LLN, CLT, and modes of convergence — Stats for Finance Module 5

The law of large numbers and the central limit theorem are the two licences that justify nearly every statistical procedure in finance. They explain why we can speak confidently about averages, why the normal distribution is everywhere, and why both promises become unreliable when their assumptions break.

Law of large numbers

Let X₁, X₂, ... be i.i.d. with finite mean μ. The sample mean X̄_n = (1/n) Σ Xᵢ converges to μ as n → ∞.

Weak LLN: X̄_n converges in probability to μ. P(|X̄_n - μ| > ε) → 0 for any ε > 0.
Strong LLN: X̄_n converges almost surely to μ. Pr(lim X̄_n = μ) = 1.

LLN can fail spectacularly

The Cauchy distribution has no mean (the integral diverges). Sample averages of i.i.d. Cauchy variates are themselves Cauchy — they never settle down. Equity returns are not Cauchy, but they are heavy-tailed; the LLN converges, but extremely slowly. The 'sample mean = true mean' approximation is poor in finance for any horizon shorter than decades.

Central limit theorem (classical)

Let X₁, X₂, ... be i.i.d. with mean μ and finite variance σ². Then:

math

√n · (X̄_n - μ) / σ  →d  N(0, 1)

Equivalently, for large n, X̄_n is approximately N(μ, σ²/n). The standard error shrinks like 1/√n — the slowest convergence rate that still gets us somewhere.

How large is 'large n'?

Common rule of thumb: n ≥ 30. But it depends entirely on the underlying distribution. For symmetric, well-behaved data, n = 20 is fine. For heavy-tailed financial returns, n = 1000 may not be enough — the Berry-Esseen rate of approximation depends on the third moment, which is large for skewed/heavy-tailed data.

CLT for products doesn't hold

The CLT applies to sums. Multi-period gross returns are products of one-period returns; their distributions are lognormal even when one-period log returns are normal — and dramatically non-normal when one-period returns are heavy-tailed. Sum log returns instead of multiplying gross returns when invoking CLT-style approximations.
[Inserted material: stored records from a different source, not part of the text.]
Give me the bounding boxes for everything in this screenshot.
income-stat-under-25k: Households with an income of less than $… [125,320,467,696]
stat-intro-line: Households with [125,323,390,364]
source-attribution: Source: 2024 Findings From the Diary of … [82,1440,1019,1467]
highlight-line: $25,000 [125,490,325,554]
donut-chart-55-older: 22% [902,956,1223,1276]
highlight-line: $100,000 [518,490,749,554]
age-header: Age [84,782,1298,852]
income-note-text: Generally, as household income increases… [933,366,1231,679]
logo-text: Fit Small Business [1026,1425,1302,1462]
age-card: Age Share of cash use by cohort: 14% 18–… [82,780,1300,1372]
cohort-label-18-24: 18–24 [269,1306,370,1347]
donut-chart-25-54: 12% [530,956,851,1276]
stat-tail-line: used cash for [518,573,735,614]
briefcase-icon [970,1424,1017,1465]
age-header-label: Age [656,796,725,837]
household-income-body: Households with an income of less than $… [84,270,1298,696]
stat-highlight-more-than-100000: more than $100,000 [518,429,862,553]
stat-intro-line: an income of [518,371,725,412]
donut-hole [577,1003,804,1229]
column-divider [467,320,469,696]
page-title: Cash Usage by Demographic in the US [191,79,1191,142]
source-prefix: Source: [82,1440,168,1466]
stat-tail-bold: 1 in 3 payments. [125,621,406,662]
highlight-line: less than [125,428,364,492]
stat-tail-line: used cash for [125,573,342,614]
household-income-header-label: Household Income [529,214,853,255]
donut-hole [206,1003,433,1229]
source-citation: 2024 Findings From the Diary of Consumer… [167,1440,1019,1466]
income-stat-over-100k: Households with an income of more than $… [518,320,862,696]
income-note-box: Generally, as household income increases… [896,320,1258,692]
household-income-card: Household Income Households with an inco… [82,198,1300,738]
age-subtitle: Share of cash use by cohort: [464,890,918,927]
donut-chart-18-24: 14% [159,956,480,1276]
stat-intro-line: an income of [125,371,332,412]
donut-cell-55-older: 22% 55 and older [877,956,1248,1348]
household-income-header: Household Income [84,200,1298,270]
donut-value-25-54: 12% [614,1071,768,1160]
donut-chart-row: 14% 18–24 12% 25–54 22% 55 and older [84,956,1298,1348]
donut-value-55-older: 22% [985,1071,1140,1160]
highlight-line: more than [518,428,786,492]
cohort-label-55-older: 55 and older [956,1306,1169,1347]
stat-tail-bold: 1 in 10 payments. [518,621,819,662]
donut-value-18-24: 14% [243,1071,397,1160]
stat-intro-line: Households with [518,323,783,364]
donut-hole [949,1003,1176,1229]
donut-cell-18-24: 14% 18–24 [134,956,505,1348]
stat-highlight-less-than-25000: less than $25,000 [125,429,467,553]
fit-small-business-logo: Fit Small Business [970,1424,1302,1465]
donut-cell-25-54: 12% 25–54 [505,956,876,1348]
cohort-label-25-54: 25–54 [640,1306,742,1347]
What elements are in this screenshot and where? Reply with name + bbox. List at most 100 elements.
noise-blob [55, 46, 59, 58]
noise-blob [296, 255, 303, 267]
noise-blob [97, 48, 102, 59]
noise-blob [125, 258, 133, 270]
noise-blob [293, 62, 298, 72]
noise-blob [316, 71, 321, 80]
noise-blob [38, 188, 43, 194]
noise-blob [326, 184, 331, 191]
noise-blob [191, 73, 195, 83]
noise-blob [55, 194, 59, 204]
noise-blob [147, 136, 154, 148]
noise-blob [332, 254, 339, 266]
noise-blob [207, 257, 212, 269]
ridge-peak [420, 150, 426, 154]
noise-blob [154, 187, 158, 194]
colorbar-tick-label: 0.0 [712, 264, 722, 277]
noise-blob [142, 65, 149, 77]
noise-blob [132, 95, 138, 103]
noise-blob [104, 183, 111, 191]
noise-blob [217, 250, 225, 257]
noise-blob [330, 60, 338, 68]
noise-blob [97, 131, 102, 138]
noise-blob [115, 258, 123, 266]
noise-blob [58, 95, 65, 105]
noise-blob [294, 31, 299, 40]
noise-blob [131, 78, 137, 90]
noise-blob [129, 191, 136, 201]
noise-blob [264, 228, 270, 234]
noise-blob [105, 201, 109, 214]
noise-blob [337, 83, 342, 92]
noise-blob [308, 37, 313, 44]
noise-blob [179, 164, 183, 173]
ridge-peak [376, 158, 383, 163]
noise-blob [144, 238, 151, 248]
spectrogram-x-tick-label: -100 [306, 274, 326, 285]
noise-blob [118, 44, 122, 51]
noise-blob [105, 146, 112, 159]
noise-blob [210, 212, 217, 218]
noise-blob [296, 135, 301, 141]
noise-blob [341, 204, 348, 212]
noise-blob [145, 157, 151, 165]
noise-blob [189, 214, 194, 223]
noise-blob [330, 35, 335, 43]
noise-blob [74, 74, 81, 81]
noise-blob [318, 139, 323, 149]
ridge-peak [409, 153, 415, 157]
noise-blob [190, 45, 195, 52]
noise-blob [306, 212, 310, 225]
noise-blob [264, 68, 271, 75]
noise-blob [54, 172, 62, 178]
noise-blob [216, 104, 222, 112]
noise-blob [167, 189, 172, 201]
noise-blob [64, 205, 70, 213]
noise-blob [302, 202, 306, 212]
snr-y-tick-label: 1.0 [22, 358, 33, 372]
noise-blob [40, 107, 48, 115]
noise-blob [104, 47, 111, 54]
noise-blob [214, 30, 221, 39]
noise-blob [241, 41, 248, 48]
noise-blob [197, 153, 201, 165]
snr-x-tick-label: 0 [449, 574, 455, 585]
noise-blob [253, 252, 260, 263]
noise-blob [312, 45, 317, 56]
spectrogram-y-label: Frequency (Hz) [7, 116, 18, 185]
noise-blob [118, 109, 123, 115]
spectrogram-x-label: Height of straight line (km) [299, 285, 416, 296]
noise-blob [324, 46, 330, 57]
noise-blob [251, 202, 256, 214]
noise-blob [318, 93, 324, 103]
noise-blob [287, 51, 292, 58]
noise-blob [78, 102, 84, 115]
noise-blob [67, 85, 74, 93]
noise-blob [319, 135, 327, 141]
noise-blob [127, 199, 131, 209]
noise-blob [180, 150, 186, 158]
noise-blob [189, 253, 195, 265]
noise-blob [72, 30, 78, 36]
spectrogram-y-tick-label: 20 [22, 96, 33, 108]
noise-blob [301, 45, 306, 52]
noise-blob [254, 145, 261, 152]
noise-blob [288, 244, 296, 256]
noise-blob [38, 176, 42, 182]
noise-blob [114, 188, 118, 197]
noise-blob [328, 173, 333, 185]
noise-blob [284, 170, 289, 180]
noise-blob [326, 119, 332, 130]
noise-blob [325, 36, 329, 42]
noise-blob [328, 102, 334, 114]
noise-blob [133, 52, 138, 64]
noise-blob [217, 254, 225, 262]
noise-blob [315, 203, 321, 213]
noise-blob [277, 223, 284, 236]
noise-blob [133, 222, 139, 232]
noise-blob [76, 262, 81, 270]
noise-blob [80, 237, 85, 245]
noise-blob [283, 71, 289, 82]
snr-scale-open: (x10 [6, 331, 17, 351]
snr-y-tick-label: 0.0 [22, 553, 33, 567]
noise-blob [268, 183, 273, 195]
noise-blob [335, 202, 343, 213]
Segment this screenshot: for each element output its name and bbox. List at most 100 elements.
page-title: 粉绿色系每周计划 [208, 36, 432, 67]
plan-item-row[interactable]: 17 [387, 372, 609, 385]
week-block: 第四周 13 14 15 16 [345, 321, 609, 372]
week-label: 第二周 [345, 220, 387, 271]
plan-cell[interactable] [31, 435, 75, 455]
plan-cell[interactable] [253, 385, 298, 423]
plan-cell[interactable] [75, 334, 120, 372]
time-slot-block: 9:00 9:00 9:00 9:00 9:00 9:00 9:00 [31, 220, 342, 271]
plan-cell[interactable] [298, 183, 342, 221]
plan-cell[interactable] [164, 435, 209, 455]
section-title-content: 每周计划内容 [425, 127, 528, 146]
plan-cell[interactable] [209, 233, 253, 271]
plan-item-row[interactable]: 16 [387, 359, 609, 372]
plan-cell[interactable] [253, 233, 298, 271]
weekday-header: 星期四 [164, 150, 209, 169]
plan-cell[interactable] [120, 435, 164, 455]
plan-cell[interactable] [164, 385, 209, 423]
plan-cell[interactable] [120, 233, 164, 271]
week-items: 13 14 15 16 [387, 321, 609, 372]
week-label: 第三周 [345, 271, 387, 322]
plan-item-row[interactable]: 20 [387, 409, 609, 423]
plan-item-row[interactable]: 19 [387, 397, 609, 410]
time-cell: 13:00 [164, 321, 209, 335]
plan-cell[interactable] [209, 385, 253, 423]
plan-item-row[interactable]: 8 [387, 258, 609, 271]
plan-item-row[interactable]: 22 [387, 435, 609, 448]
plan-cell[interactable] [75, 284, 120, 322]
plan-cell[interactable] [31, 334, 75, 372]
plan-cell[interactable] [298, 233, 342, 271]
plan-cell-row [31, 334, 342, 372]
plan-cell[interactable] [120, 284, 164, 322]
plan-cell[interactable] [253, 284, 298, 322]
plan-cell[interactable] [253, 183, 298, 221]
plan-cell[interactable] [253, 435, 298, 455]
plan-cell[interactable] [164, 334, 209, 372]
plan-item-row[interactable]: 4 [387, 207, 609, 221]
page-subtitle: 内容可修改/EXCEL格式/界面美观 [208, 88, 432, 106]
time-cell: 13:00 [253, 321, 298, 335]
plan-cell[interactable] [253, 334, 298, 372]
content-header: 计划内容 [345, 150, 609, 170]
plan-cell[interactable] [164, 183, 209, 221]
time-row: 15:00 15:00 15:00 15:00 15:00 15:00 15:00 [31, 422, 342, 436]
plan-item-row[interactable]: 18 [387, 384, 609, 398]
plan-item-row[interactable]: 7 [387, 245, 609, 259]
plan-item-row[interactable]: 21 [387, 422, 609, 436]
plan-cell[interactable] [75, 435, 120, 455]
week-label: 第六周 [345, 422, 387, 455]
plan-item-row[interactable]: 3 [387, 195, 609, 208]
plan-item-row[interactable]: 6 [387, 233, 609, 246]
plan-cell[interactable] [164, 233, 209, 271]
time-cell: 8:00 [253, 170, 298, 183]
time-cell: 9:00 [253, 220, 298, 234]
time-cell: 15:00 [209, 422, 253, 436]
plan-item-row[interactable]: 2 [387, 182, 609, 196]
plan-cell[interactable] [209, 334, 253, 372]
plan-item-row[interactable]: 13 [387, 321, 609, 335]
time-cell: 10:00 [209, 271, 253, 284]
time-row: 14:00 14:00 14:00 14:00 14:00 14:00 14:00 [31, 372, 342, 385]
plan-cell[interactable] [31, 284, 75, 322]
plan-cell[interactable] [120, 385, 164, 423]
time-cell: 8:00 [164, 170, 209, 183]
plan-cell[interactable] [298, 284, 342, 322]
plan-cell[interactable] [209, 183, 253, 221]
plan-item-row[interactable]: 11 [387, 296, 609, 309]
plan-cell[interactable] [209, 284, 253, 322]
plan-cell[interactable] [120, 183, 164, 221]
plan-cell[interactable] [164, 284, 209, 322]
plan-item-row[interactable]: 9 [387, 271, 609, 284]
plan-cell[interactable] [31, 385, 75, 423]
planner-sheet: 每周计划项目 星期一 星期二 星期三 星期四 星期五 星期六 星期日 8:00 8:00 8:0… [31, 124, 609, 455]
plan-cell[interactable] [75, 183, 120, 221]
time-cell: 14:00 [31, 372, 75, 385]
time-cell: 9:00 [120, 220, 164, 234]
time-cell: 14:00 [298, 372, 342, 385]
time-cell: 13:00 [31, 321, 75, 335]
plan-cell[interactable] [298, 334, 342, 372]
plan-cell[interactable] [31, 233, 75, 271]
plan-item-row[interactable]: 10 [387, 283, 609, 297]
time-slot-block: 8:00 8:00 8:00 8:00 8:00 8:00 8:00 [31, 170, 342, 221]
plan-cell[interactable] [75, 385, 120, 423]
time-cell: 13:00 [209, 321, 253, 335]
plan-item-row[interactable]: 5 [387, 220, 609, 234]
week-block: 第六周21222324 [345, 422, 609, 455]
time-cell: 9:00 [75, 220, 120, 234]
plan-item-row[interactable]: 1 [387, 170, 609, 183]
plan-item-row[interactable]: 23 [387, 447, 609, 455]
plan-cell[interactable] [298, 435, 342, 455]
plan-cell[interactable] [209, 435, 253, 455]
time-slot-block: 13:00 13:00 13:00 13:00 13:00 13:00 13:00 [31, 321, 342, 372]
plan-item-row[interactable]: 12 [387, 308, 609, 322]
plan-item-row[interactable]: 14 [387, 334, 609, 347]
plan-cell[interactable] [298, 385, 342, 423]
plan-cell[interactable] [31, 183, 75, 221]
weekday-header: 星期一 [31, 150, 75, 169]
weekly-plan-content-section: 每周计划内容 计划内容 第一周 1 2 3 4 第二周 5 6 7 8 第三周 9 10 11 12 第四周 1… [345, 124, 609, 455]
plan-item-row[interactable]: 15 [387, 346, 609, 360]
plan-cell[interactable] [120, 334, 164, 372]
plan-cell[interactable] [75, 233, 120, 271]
Functional CLT / Donsker's theorem

Beyond the classical CLT: a properly rescaled random walk converges as a stochastic process to Brownian motion. This is the foundation of the entire continuous-time-finance edifice — the bridge from discrete-time models to Black-Scholes that we develop in Stochastic Calculus Module 1.

Modes of convergence

Almost sure convergence: P(lim Xₙ = X) = 1. The strongest.
Convergence in probability: P(|Xₙ - X| > ε) → 0 for any ε. Implied by a.s. convergence.
Convergence in distribution: F_n(x) → F(x) at continuity points. The weakest; what the CLT gives.
Convergence in mean square (L²): E[(Xₙ - X)²] → 0. Used in the Itô integral construction.

Delta method

If √n (X̄_n - μ) →d N(0, σ²) and g is differentiable at μ, then √n (g(X̄_n) - g(μ)) →d N(0, σ² (g'(μ))²). This is how you get standard errors for non-linear functions of estimators — e.g., a Sharpe ratio's standard error from the mean and variance estimators.

Exercise

A strategy has a true mean daily return μ = 0.05% and daily volatility σ = 1.0%. Returns are i.i.d. normal. (1) After T days of trading, what is the standard error of the realised mean return? (2) How many days T are needed so that the standard error of the realised mean is less than μ itself? (3) Interpret.